The Panama law firm Mossack Fonseca has spoken out about the huge data leak it's suffered, claiming it's been the victim of an external hack. Over the weekend, an international team of journalists announced that it had obtained what's been referred to as the "biggest leak in history": A 2.6-terabyte stash of data about offshore savings and tax havens from Panama-based legal firm Mossack Fonseca. But in an interview with Reuters, Ramon Fonseca — one of the law firm's founders — explained that he believes it's the result of an external hack:
We rule out an inside job. This is not a leak. This is a hack. We have a theory and we are following it... We have already made the relevant complaints to the Attorney General's office, and there is a government institution studying the issue.

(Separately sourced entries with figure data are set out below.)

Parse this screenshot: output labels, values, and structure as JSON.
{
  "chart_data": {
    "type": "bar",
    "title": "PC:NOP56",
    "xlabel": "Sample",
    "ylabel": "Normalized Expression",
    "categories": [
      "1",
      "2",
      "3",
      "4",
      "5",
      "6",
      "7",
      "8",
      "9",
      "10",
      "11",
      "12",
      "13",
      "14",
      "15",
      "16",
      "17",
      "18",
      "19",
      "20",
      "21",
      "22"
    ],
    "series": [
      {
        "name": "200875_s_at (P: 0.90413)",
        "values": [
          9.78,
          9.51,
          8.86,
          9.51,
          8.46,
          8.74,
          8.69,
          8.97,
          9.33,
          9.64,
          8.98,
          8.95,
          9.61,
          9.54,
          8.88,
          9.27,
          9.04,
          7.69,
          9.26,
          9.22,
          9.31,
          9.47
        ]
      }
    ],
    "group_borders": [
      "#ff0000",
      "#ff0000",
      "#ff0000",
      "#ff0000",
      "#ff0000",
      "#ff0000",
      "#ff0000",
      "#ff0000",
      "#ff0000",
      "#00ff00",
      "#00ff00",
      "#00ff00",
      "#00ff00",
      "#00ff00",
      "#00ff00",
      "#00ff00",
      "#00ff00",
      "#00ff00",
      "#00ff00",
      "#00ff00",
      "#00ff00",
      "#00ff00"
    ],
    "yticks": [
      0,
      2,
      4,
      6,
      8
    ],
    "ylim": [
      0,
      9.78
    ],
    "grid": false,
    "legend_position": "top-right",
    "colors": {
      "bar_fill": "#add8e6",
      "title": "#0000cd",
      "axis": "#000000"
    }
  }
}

The 2.6 terabytes of data are made up of over 11.5 million files, which makes it a far bigger leak than the diplomatic cables uncovered by WikiLeaks in 2010 or the stash of NSA documents released by Edward Snowden in 2013.
The content of the leak is already having a huge international impact. Iceland's prime minister, Sigmundur David Gunnlaugsson, resigned yesterday, and the UK's prime minister is coming under fire for familial links with offshore dealings. Elsewhere, Vladimir Putin has been linked with offshore deals worth $US2 billion and members of FIFA's ethics committee appear more closely linked with corruption than previously thought.
Ramon Fonseca, however, believes that isn't the real story. "The only crime that has been proven is the hack," he said to Reuters. "No one is talking about that. That is the story."
The company has not yet released any information about the theory that it is following.